Cette morosité économique ne risque-telle pas de décourager les investisseurs?
Plusieurs investisseurs ont tourné le dos à l’Algérie, sauf ceux qui exploitent les hydrocarbures. La loi qui consistait à imposer à ces entreprises étrangères de ne détenir que 49% du capital et d’octroyer les 51% restants aux nationaux, que j’ai appelée «le mariage forcé», a découragé beaucoup d’entre eux, même après la réforme de cette législation. Il faut aussi savoir que l’écosystème local n’est pas attrayant. La productivité algérienne reste très faible comparée à celle du Maroc, il n’existe pas une culture entrepreneuriale comme c’est le cas chez ses voisins marocains et tunisiens et les opportunités d’investissements sont négligeables. J’ai organisé, de 1986 à 2008, des missions de prospection avec des centaines d’entreprises françaises en Algérie, qui n’ont pas souhaité y investir faute de rentabilité.
Vous êtes l’auteur de livre «Algérie-Maroc: quelles convergences économiques?». Quelles pourraient être les pistes de collaboration entre ces deux pays?
J’ai souligné la nécessité de mettre fin aux tensions politiques pour se focaliser sur l’économie. Cela leur permettrait d’augmenter leurs taux de croissance et d’être une force dans les négociations avec l’Union européenne (UE) et les autres entités internationales. J’ai également proposé une relation croisée entre les banques algériennes et leurs homologues marocaines, qui ont une longueur d’avance dans le domaine de la technologie et en matière d’efficacité, et une communauté de l’énergie et de gestion de l’eau à travers des nappes phréatiques qui sont partagées entre les deux pays, qui ne peuvent être exploitées qu’avec l’accord des autorités.

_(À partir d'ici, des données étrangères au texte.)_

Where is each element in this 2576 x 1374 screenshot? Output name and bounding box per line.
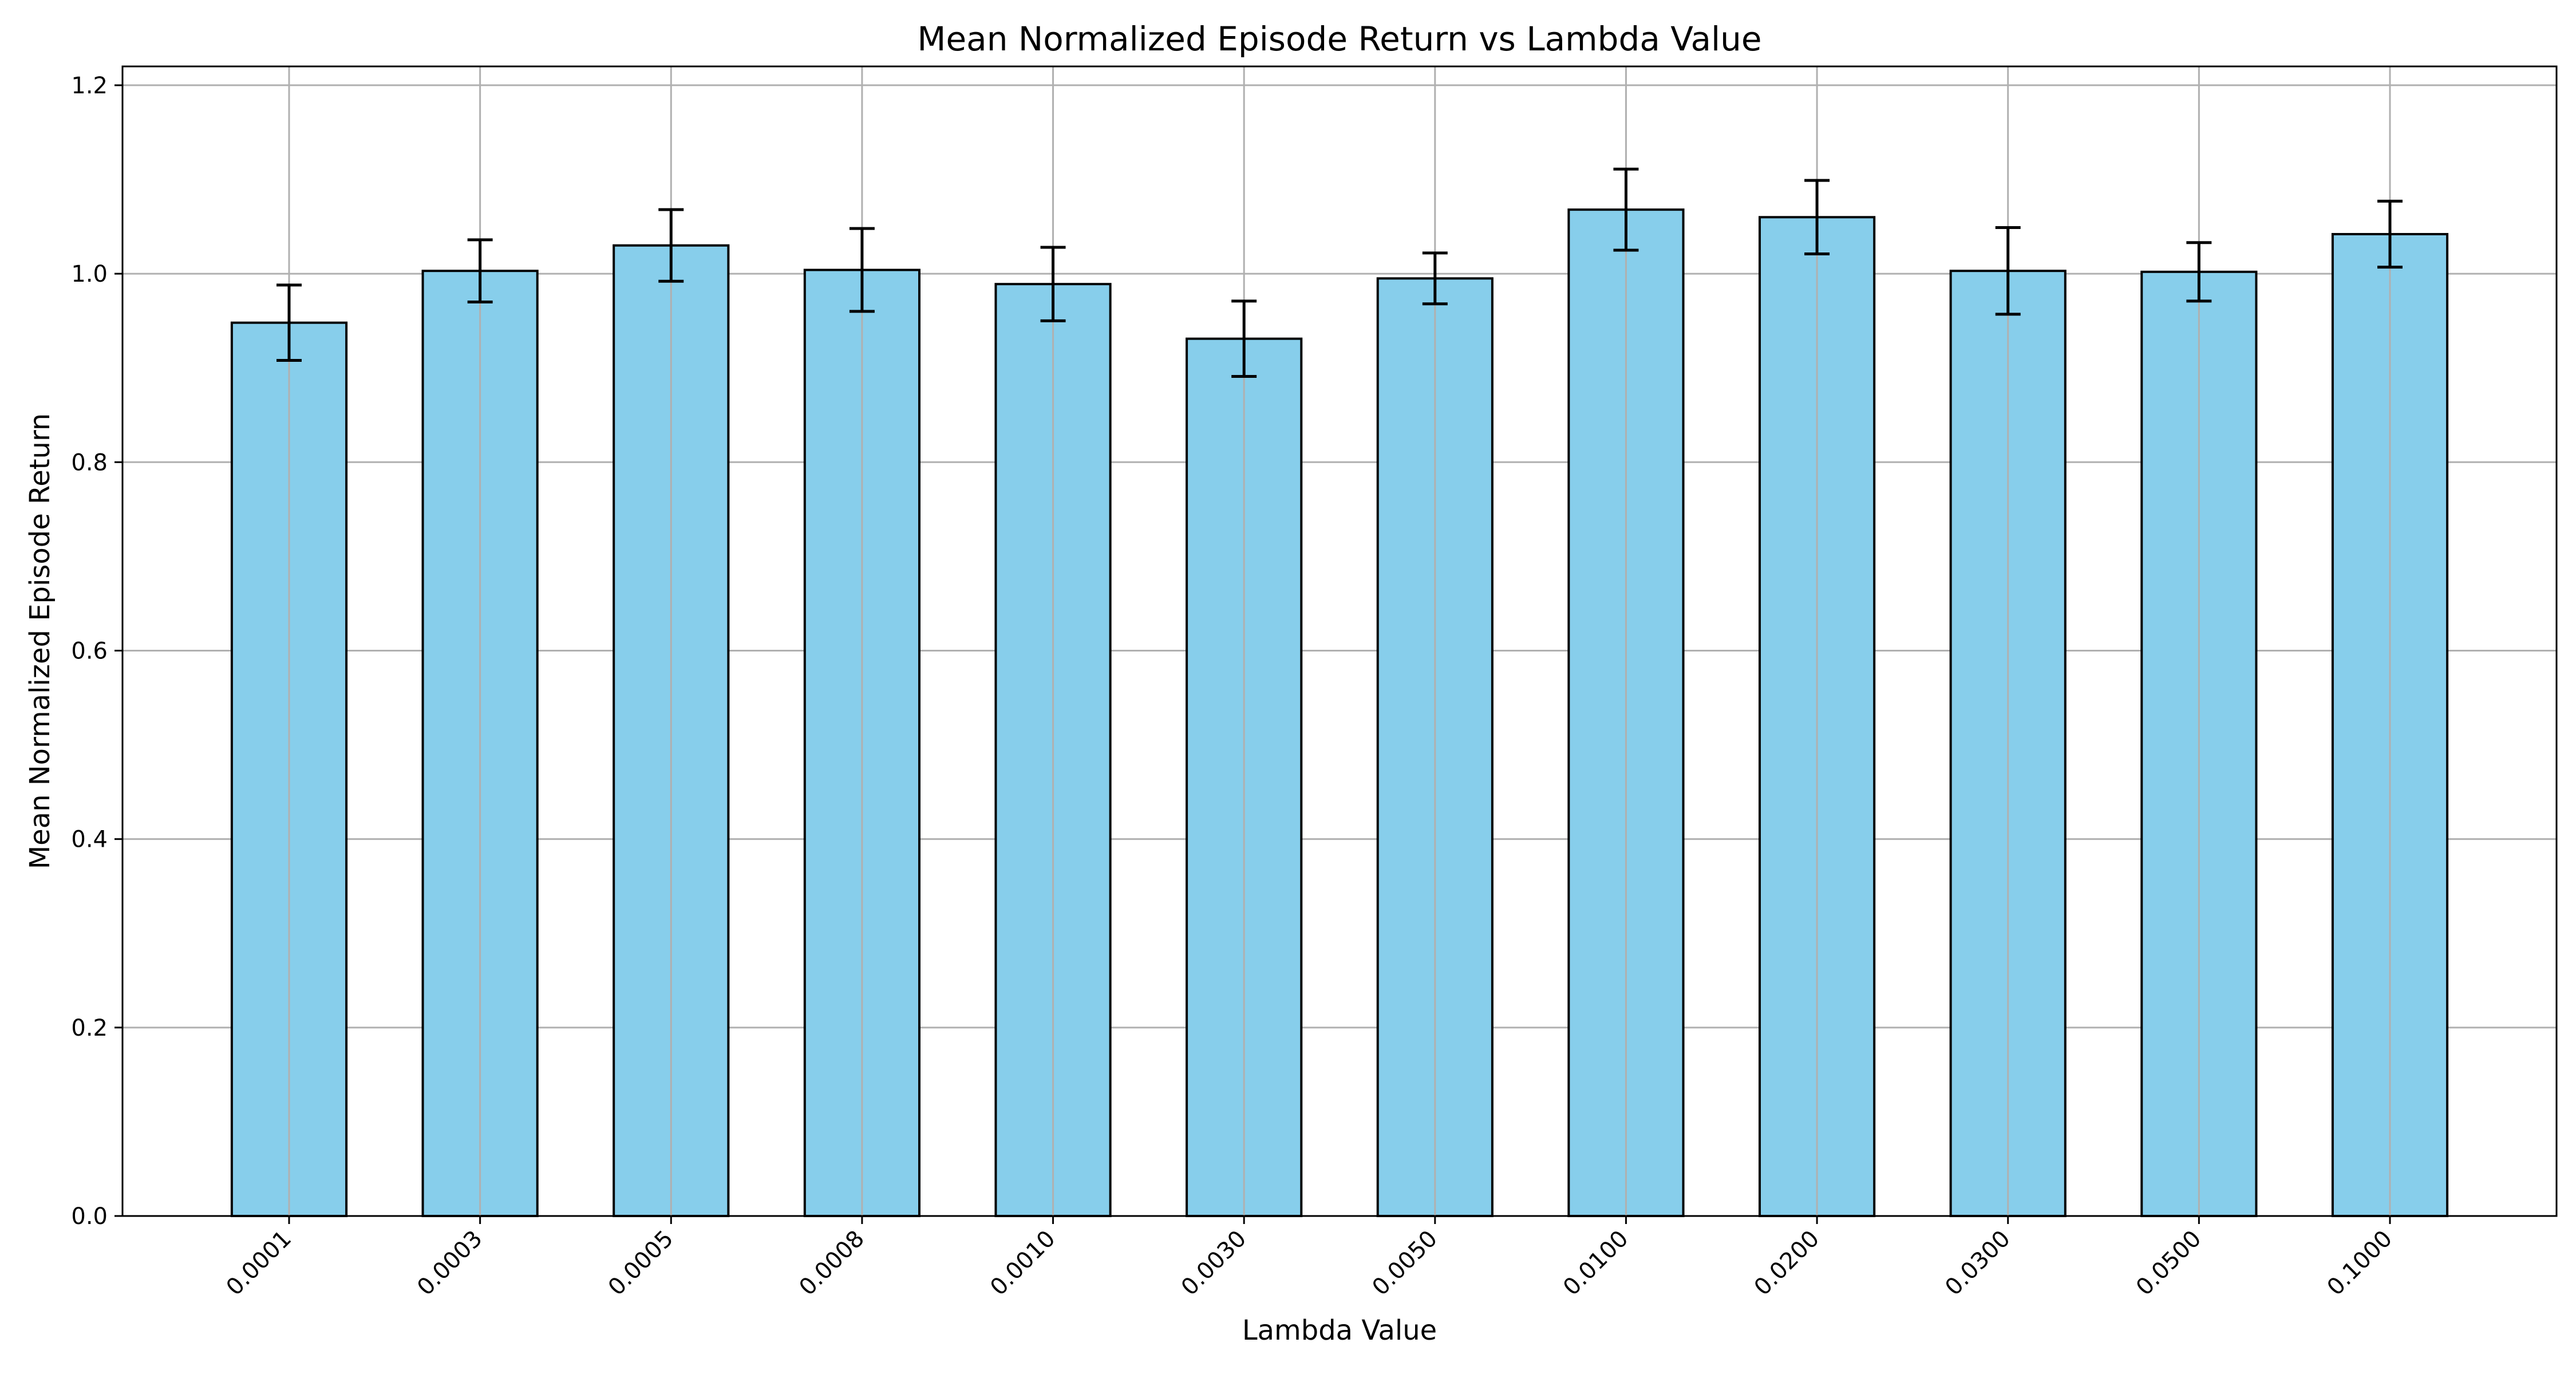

Je plaide enfin pour la création d’une monnaie commune maghrébine car ayant consacré deux thèses à cette thématique. Cette monnaie, qui serait éventuellement dénommée «dirial» (contraction de dirham, dinar, et rial) fonctionnera sous le même modèle que «l’écu», l’ancêtre de l’euro. Les pays conserveront leurs monnaies locales dans les achats et transactions en interne, et utiliseront cette devise commune dans les échanges entre eux.

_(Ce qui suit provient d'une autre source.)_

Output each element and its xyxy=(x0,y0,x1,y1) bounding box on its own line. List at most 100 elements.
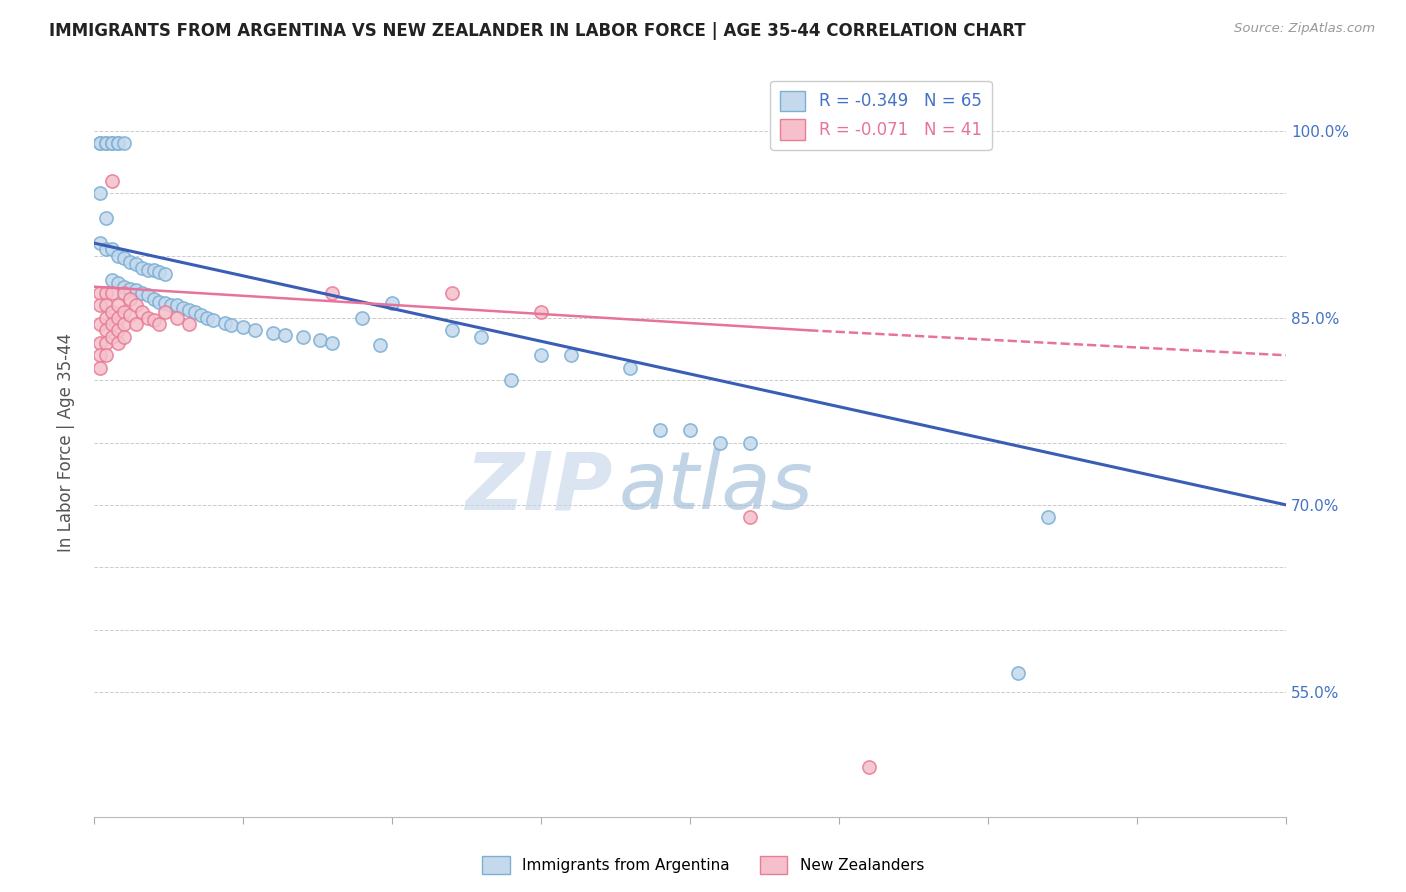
Point xyxy=(136,263,159,277)
Point xyxy=(190,309,212,323)
Point xyxy=(118,254,141,268)
Point xyxy=(738,510,761,524)
Point xyxy=(738,435,761,450)
Point xyxy=(94,310,117,325)
Point xyxy=(94,285,117,300)
Point xyxy=(112,136,135,151)
Point xyxy=(219,318,242,333)
Point xyxy=(101,304,124,318)
Point xyxy=(501,373,523,387)
Point xyxy=(243,323,266,337)
Point xyxy=(650,423,672,437)
Point xyxy=(321,335,343,350)
Point xyxy=(166,310,188,325)
Point xyxy=(160,298,183,312)
Point xyxy=(309,334,332,348)
Point xyxy=(112,304,135,318)
Point xyxy=(124,298,146,312)
Point xyxy=(155,304,177,318)
Point xyxy=(142,292,165,306)
Point xyxy=(131,285,153,300)
Point xyxy=(112,329,135,343)
Point xyxy=(858,759,880,773)
Point xyxy=(107,335,129,350)
Point xyxy=(89,186,111,201)
Point xyxy=(179,303,201,318)
Point xyxy=(214,316,236,330)
Point xyxy=(530,348,553,362)
Point xyxy=(94,323,117,337)
Point xyxy=(679,423,702,437)
Point xyxy=(262,326,284,340)
Point xyxy=(155,267,177,281)
Point xyxy=(101,136,124,151)
Point xyxy=(1007,666,1029,681)
Point xyxy=(94,136,117,151)
Point xyxy=(94,211,117,226)
Point xyxy=(148,294,170,309)
Point xyxy=(89,298,111,312)
Point xyxy=(89,317,111,331)
Point xyxy=(172,301,194,315)
Point xyxy=(179,317,201,331)
Point xyxy=(124,257,146,271)
Point xyxy=(291,329,314,343)
Point xyxy=(440,285,463,300)
Point xyxy=(94,136,117,151)
Point xyxy=(368,338,391,352)
Point xyxy=(321,285,343,300)
Point xyxy=(107,310,129,325)
Point xyxy=(148,265,170,279)
Point xyxy=(101,136,124,151)
Y-axis label: In Labor Force | Age 35-44: In Labor Force | Age 35-44 xyxy=(58,333,75,552)
Point xyxy=(101,285,124,300)
Point xyxy=(131,304,153,318)
Text: Source: ZipAtlas.com: Source: ZipAtlas.com xyxy=(1234,22,1375,36)
Point xyxy=(118,292,141,306)
Point xyxy=(440,323,463,337)
Point xyxy=(166,298,188,312)
Point xyxy=(89,235,111,250)
Point xyxy=(94,242,117,256)
Point xyxy=(94,348,117,362)
Point xyxy=(118,282,141,296)
Point xyxy=(136,288,159,302)
Point xyxy=(94,298,117,312)
Point xyxy=(470,329,492,343)
Point xyxy=(184,304,207,318)
Point xyxy=(112,285,135,300)
Point xyxy=(155,296,177,310)
Point xyxy=(131,260,153,275)
Point xyxy=(107,136,129,151)
Point xyxy=(1036,510,1059,524)
Point xyxy=(619,360,641,375)
Point xyxy=(89,136,111,151)
Point xyxy=(381,296,404,310)
Point xyxy=(352,310,374,325)
Point xyxy=(709,435,731,450)
Point xyxy=(124,284,146,298)
Point xyxy=(101,329,124,343)
Point xyxy=(195,310,218,325)
Text: atlas: atlas xyxy=(619,449,813,526)
Point xyxy=(107,248,129,262)
Point xyxy=(89,335,111,350)
Point xyxy=(112,251,135,265)
Point xyxy=(142,263,165,277)
Point xyxy=(112,317,135,331)
Point xyxy=(107,323,129,337)
Point xyxy=(101,174,124,188)
Point xyxy=(89,136,111,151)
Point xyxy=(530,304,553,318)
Point xyxy=(101,273,124,287)
Point xyxy=(107,136,129,151)
Point xyxy=(94,335,117,350)
Text: IMMIGRANTS FROM ARGENTINA VS NEW ZEALANDER IN LABOR FORCE | AGE 35-44 CORRELATIO: IMMIGRANTS FROM ARGENTINA VS NEW ZEALAND… xyxy=(49,22,1026,40)
Point xyxy=(148,317,170,331)
Point xyxy=(136,310,159,325)
Point xyxy=(118,309,141,323)
Point xyxy=(89,360,111,375)
Point xyxy=(112,279,135,293)
Point xyxy=(560,348,582,362)
Text: ZIP: ZIP xyxy=(465,449,613,526)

Malheureusement, une oligarchie algérienne est assise sur un pactole à travers les hydrocarbures et les pétrodollars et ne veut pas perdent ces privilèges. Ma conviction est que le changement viendra surtout de l’intérieur de l’armée algérienne à travers des cadres patriotes et honnêtes qui souhaitent un raffermissement des liens avec les pays voisins et qui voudront changer les choses.